A Funny Thing Is Happening with ChatGPT

The latest version of ChatGPT, (based on GPT-4) is about a week old, and already something funny is happening.

A Good Start

People are finding some pretty cool ways to use ChatGPT to help with their normal work.

One user gave ChatGPT a description of his company’s mission and a rough job description; GPT wrote a formal job description, and it was posted to a job board minutes later.

Another user had GPT interview him and write content based on the interview.

One friend had it draft a wealth management plan.

Another had it build the financial policy manual for his company, including lists of reports and deliverables, deadlines, and cost estimates.

People have figured out that they can get GPT to change its writing style by providing examples, and that they can even have it to write legal documents.

Several people have had it draft marketing emails and web site copy to sell their products.

For the first few days, it seemed the sky was the limit with this amazing new tool.

And Some Frustration

In the last couple of days, I’ve increasingly been hearing about problems. Users are getting frustrated with the tool misbehaving and doing unexpected things.

In one case, for a user who was having it create budgets and financial plans, it started changing hourly rates and budget lines on its own. When confronted, it apologized profusely for the mistake.

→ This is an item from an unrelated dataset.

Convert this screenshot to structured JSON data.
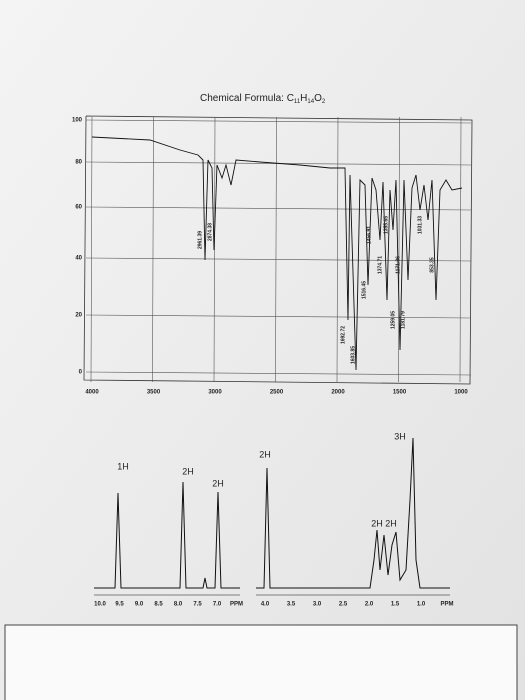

Other users have been frustrated that it seems to change its mind if you ask it the same question more than once.

One guy was puzzled when he asked it to cut and paste some text into a new response, but it wrote a new paragraph on the same topic instead.

And of course, some users have tricked it into doing nonsensical things – like writing a set of instructions for patching a hole in the wall of a house made entirely of cheese.

What’s Happening?

What’s happening here? Is GPT misbehaving? Making mistakes? Deliberately undermining its users?

Without getting into the technical explanation for each of the types of “errors” above (and there are relatively simple explanations based on how GPT works for each of them), I think there is a meta-error happening. And we, the users, are the ones making it.

We have been so impressed with our initial experiences that we are treating GPT as something like an experienced Executive Assistant and expecting that level of performance from it. It is performing well enough that when it misses the mark, we are getting frustrated with it in the same way we would if it were human.

The problem is, GPT isn’t built to be an Executive Assistant. It is built to be a language model. What that means is that it does one thing very well – it predicts what word should come next given the previous couple thousand words, based on a corpus of about 500 billion words of written language (for more on how it does that, see my previous blog post here.).

It’s worth repeating for emphasis: the only thing GPT does is generate text that looks convincing by modeling a statistical process to predict what word should come next.

What it doesn’t do is… everything else. It doesn’t build plans. It doesn’t apply logic. It doesn’t understand meaning. It doesn’t understand consequences. It doesn’t do rigorous research. It doesn’t formulate new ideas.

But GPT’s text generation model is good enough that it looks like it does those things. The training data includes many, many examples of those types of writing, so it produces output that is convincing and might even be reasonably accurate. But any accuracy or inaccuracy GPT provides is a side effect of what is in the training data. 

So, if you ask GPT for a financial plan, it generates text that looks like a financial plan. If you ask it to explain the logic of Zeno’s Paradox, it generates text that looks like an essay on that topic. If you ask it to explain what it means to be alive, it generates text that looks like an answer to that question. If you ask it to provide references on a certain topic, it generates text that looks like a list of references (some of them are decent references, and some of them are rubbish). 

What we are seeing is a disconnect between what we expect GPT to do and what it is actually capable of doing. This disconnect seems to be present in large part because GPT sounds so human that we expect it to behave like a human. GPT may be a victim of its own success. But it turns out that humans do a lot more than generate streams of words that sound human. We are expecting way too much from GPT. 

It is important to understand what GPT does, and what it doesn’t do. The reactions of some pretty smart people experimenting with the tool suggest that together, we (the users and OpenAI) haven’t done well at communicating the limitations of GPT. I hope we become more educated users soon – before we start treating GPT as if it were an authority on any important topic.

Perhaps GPT has passed the Turing Test, at least well enough that we are beginning to treat it as if it were an underperforming co-worker. It will be interesting to see what happens over the next few months.